Egalité des chances?

A noter aussi que les écolières et écoliers moins performant ont fourni les résultats les moins bons lors des épreuves linguistiques.

Mais pour Andrea Haenni Hoti, ce n’est pas une raison pour baisser les bras: «Doit-on empêcher une majorité d’écoliers d’apprendre une langue étrangère supplémentaire, sous prétexte qu’une minorité se heurte à des difficultés?», questionne la chercheuse.

De fait, la grande majorité des enfants éprouverait de la satisfaction dans l’apprentissage des langues étrangères, même si un bambin sur quatre montre parfois des signes de peur et se sent stressé. «Mais il y a autant d’enfants qui ne se sentent pas suffisamment stimulés et mis à contribution», insiste Andrea Haenni Hoti.

Par ailleurs, les chercheurs du projet du Fonds national suisse n’ont pas décelé de signes indiquant que les écoliers issus de couches sociales défavorisées seraient désavantagés dans l’apprentissage des langues.

Mais l’égalité des chances n’est pas acquise pour autant. Les élèves provenant de familles dotées d’un niveau d’éducation élevé ont un avantage dans l’apprentissage du français. Lorsque l’environnement de l’enfant n’a pas d’effet stimulateur, l’apprentissage d’une seconde ou d’une troisième langue peut, le cas échéant, s’avérer plus ardu. Cependant, il s’agit là d’un problème que l’école ne peut résoudre.

Et Andrea Haenni Hoti de conclure: «En ne combattant pas la pauvreté, on accepte que des enfants défavorisés ne disposent pas des mêmes chances que les autres».

Etienne Strebel, swissinfo.ch
(Traduction de l’allemand: Nicole Della Pietra)

Choix. La Conférence suisse des directeurs cantonaux de l’instruction publique (CDIP ) a tranché en 2004 en faveur de l’apprentissage d’une seconde langue étrangère à l’école.

L’anglais. Une partie des cantons alémaniques misent sur le modèle d’apprentissage de l’anglais dès la troisième année scolaire, et dès la cinquième classe pour le français.

Le français. D’autres cantons alémaniques, comme Berne, Soleure, les deux Bâle de même que les régions germanophones de Fribourg et du Valais privilégient le français au titre de première langue étrangère.

L’allemand. En Suisse romande, les élèves commencent par l’apprentissage de l’allemand dès la troisième année scolaire.

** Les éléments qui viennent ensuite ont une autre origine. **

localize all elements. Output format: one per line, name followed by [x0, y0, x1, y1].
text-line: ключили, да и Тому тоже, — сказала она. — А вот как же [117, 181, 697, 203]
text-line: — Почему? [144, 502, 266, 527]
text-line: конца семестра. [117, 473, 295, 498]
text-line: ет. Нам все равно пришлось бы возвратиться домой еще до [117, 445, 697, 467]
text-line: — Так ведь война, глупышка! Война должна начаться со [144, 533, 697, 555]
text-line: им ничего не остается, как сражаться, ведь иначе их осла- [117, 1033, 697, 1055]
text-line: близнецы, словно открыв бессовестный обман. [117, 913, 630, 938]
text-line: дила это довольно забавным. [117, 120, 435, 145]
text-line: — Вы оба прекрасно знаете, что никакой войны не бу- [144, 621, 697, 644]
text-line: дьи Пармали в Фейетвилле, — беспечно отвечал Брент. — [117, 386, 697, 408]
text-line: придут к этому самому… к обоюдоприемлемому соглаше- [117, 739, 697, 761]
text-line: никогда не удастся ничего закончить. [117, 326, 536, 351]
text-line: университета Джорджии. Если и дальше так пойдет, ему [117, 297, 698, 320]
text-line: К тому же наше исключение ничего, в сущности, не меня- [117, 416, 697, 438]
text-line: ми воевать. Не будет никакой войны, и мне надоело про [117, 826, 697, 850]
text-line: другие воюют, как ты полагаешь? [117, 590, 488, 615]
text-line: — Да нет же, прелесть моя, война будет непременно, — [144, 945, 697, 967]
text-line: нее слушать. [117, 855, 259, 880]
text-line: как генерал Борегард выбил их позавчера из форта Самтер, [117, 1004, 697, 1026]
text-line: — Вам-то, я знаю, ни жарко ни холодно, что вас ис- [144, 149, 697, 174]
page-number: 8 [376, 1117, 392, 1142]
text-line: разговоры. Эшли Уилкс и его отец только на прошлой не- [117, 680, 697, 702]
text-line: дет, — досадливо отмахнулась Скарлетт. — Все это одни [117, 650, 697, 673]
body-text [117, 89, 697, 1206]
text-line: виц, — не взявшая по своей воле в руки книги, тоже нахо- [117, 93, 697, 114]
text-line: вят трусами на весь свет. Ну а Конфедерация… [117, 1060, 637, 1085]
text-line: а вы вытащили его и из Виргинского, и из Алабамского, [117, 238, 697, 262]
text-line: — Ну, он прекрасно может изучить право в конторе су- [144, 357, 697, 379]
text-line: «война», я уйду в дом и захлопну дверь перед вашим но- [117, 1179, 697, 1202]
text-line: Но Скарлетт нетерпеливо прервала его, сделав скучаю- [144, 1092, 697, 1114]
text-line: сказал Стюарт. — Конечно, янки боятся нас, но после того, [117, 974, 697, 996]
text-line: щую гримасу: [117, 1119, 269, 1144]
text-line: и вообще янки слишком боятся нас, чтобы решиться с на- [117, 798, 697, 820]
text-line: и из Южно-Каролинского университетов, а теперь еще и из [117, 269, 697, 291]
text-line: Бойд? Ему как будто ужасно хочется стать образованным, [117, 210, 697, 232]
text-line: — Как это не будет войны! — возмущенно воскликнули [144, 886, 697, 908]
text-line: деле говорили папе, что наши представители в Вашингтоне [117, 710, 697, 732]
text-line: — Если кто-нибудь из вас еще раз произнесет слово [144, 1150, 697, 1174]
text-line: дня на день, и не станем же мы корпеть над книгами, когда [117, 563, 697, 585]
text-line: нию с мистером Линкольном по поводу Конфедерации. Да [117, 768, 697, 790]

Champs. Le programme du Fonds national de recherche «L’anglais précoce: surcharge ou chance? Une étude longitudinale sur l’efficacité de l’enseignement des langues au degré primaire» (NFT 56) étudie la tradition quadrilingue de la Suisse et son développement plurilingue.

Enjeux. D’un côté, cette situation présente de nouveaux défis pour l’école et la société; de l’autre, elle offre de nouvelles opportunités d’étendre le capital linguistique de la Suisse. Cette évolution interroge aussi l’école, le monde politique, la société, de même que l’individu.

Finalisation. Depuis 2006, sur mandat du gouvernement, le NFP 56 se penche sur la préservation, le développement et l’utilité du plurilinguisme en Suisse. La plupart des études sont sur le point d’être terminées ou sont déjà conclues.